In March, McDonald said the commission was investigating foreign corruption and bribes that may result in violations of the Commodity Exchange Act.
Those cases are likely to be conducted in conjunction with the Justice Department, McDonald said. The open investigations “began through conversations with our enforcement partners about factual scenarios known to them, to which we at the CFTC might be able to add our expertise about how those facts would affect American derivatives markets,” McDonald said in March.
The announcement took practitioners in the Foreign Corrupt Practice Act defense bar by surprise, leaving many curious to see how the CFTC would bring civil charges that seem to borrow heavily from principles traditionally under the Justice’s domain. The agency has yet to bring its first case.
In bringing his experience as a prosecutor in the U.S. Attorney’s Office for the Southern District of New York, McDonald is building on the foundation laid by his two predecessors, Goelman and David Meister. They also hailed from the S.D.N.Y. before being tapped to lead the CFTC’s enforcement group.
Under McDonald, the CFTC-DOJ partnership appears as close-knit as ever, and it’s not confined to the agencies’ leadership.
“There are relationships all the way down the line—at the supervisor level, at the line attorney level and the agent level,” said Ben Singer, partner at O’Melveny & Myers LLP.
The Justice Department has secured several guilty pleas and commitments to cooperate during its current spoofing crackdown, which began in 2014. It’s a sign of strong case building, former prosecutors say, given the sophisticated counsel typically representing these defendants.
But Justice has also run into trouble where the CFTC hasn’t, underscoring the differences in burden of proof required for criminal and civil actions.
Since the first federal spoofing trial ended in a 2015 guilty verdict against New Jersey high frequency trader Michael Coscia, prosecutors have had difficulty securing convictions when these cases are put before a jury. This issue is often attributed to the complicated, data-heavy nature of the allegations.

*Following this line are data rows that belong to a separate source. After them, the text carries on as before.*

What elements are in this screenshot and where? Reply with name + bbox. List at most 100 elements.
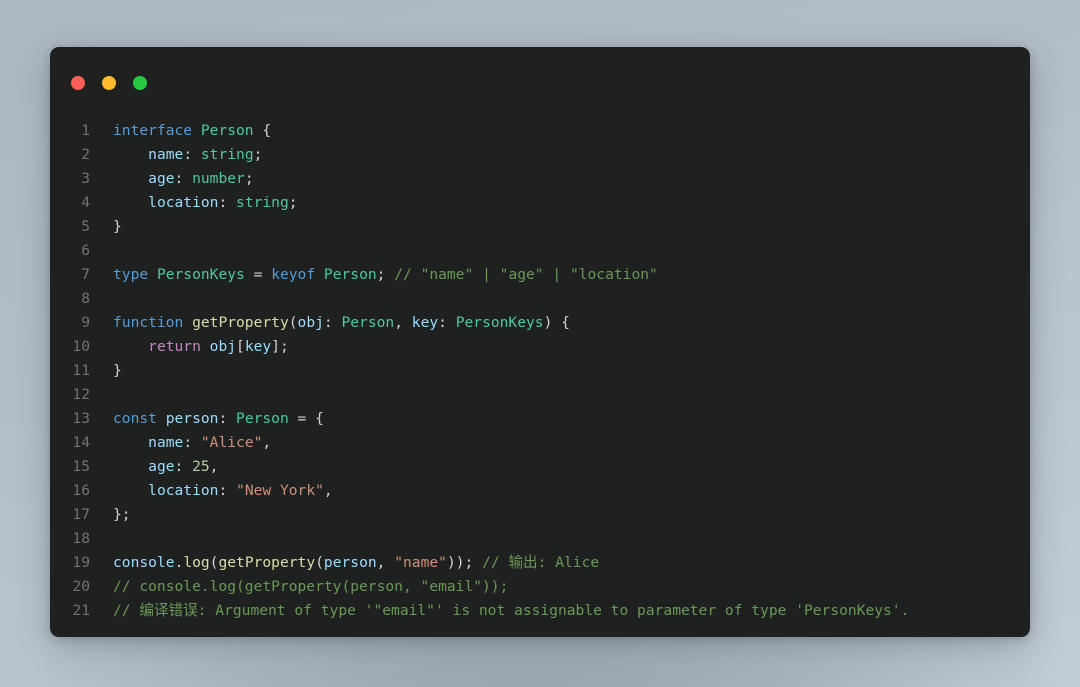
code-token: :: [174, 458, 193, 475]
code-line-text: age: number;: [90, 167, 253, 191]
code-line-text: age: 25,: [90, 455, 218, 479]
code-line[interactable]: 15 age: 25,: [50, 455, 1030, 479]
code-line-text: // 编译错误: Argument of type '"email"' is n…: [90, 599, 909, 623]
code-line[interactable]: 20 // console.log(getProperty(person, "em…: [50, 575, 1030, 599]
code-line-text: name: "Alice",: [90, 431, 271, 455]
line-number: 13: [72, 410, 90, 427]
code-token: =: [244, 266, 272, 283]
code-token: ;: [376, 266, 395, 283]
code-token: obj: [297, 314, 324, 331]
line-number: 4: [81, 194, 90, 211]
code-line[interactable]: 6: [50, 239, 1030, 263]
code-line[interactable]: 11}: [50, 359, 1030, 383]
code-token: Person: [323, 266, 377, 283]
code-line-text: }: [90, 359, 122, 383]
line-number: 14: [72, 434, 90, 451]
code-token: ;: [253, 146, 263, 163]
code-line-text: type PersonKeys = keyof Person; // "name…: [90, 263, 658, 287]
code-token: };: [113, 506, 131, 523]
code-token: :: [218, 194, 237, 211]
code-line-text: // console.log(getProperty(person, "emai…: [90, 575, 508, 599]
line-number: 11: [72, 362, 90, 379]
code-token: ,: [323, 482, 333, 499]
line-number: 1: [81, 122, 90, 139]
code-token: :: [323, 314, 342, 331]
code-line-text: location: "New York",: [90, 479, 333, 503]
code-window: 1 interface Person {2 name: string; 3 age:…: [50, 47, 1030, 637]
code-line[interactable]: 4 location: string;: [50, 191, 1030, 215]
code-token: // "name" | "age" | "location": [394, 266, 658, 283]
line-number: 12: [72, 386, 90, 403]
code-token: // console.log(getProperty(person, "emai…: [113, 578, 509, 595]
code-line-text: location: string;: [90, 191, 297, 215]
code-line[interactable]: 1 interface Person {: [50, 119, 1030, 143]
code-token: Person: [236, 410, 289, 427]
code-line[interactable]: 7 type PersonKeys = keyof Person; // "nam…: [50, 263, 1030, 287]
code-token: person: [323, 554, 377, 571]
code-line[interactable]: 8: [50, 287, 1030, 311]
code-line[interactable]: 10 return obj[key];: [50, 335, 1030, 359]
close-button-icon[interactable]: [71, 76, 85, 90]
code-token: number: [192, 170, 245, 187]
line-number: 18: [72, 530, 90, 547]
code-line[interactable]: 3 age: number;: [50, 167, 1030, 191]
code-line[interactable]: 16 location: "New York",: [50, 479, 1030, 503]
code-line-text: const person: Person = {: [90, 407, 324, 431]
code-editor[interactable]: 1 interface Person {2 name: string; 3 age:…: [50, 102, 1030, 623]
code-token: // 输出: Alice: [482, 554, 600, 571]
code-line-text: }: [90, 215, 122, 239]
code-line[interactable]: 21 // 编译错误: Argument of type '"email"' is…: [50, 599, 1030, 623]
code-token: keyof: [271, 266, 316, 283]
code-token: type: [113, 266, 149, 283]
line-number: 16: [72, 482, 90, 499]
code-token: ,: [376, 554, 395, 571]
code-line[interactable]: 17};: [50, 503, 1030, 527]
code-token: :: [218, 482, 237, 499]
line-number: 7: [81, 266, 90, 283]
code-token: log: [183, 554, 210, 571]
code-line[interactable]: 18: [50, 527, 1030, 551]
code-line-text: function getProperty(obj: Person, key: P…: [90, 311, 570, 335]
code-token: ) {: [543, 314, 570, 331]
code-line[interactable]: 5}: [50, 215, 1030, 239]
code-token: person: [165, 410, 219, 427]
code-line[interactable]: 2 name: string;: [50, 143, 1030, 167]
code-token: :: [438, 314, 456, 331]
code-line[interactable]: 14 name: "Alice",: [50, 431, 1030, 455]
code-line[interactable]: 19 console.log(getProperty(person, "name"…: [50, 551, 1030, 575]
code-token: }: [113, 218, 122, 235]
code-token: :: [183, 434, 201, 451]
maximize-button-icon[interactable]: [133, 76, 147, 90]
code-token: PersonKeys: [455, 314, 544, 331]
minimize-button-icon[interactable]: [102, 76, 116, 90]
code-token: .: [174, 554, 184, 571]
code-line[interactable]: 12: [50, 383, 1030, 407]
code-line-text: interface Person {: [90, 119, 271, 143]
line-number: 5: [81, 218, 90, 235]
code-token: Person: [341, 314, 395, 331]
code-token: ));: [446, 554, 483, 571]
code-token: {: [253, 122, 272, 139]
code-line[interactable]: 9 function getProperty(obj: Person, key: …: [50, 311, 1030, 335]
code-token: = {: [288, 410, 324, 427]
line-number: 2: [81, 146, 90, 163]
code-token: }: [113, 362, 122, 379]
code-token: Person: [200, 122, 254, 139]
line-number: 9: [81, 314, 90, 331]
window-titlebar: [50, 47, 1030, 102]
code-token: "New York": [236, 482, 324, 499]
line-number: 8: [81, 290, 90, 307]
code-line[interactable]: 13 const person: Person = {: [50, 407, 1030, 431]
code-token: getProperty: [192, 314, 289, 331]
code-token: ];: [271, 338, 289, 355]
code-token: :: [174, 170, 193, 187]
code-line-text: console.log(getProperty(person, "name"))…: [90, 551, 599, 575]
code-token: age: [148, 458, 175, 475]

Last year, a federal jury found Andre Flotron, a former precious metals trader at UBS Group AG, not guilty of scheming to engage in spoofing on futures contracts. And in April, a spoofing case against a software developer accused of conspiring with the trader behind the so-called flash crash of 2010 ended in a mistrial after the jury failed to reach a verdict.
Federal prosecutors won’t be deterred by those setbacks, according to Singer, also a former chief of the securities and financial fraud unit within the Fraud Section.
“They’re probably going to keep trying these cases,” he said. “And, based on some of the evidence they are getting, in terms of cooperators pleading guilty, I think they’re going to have more success in the future.”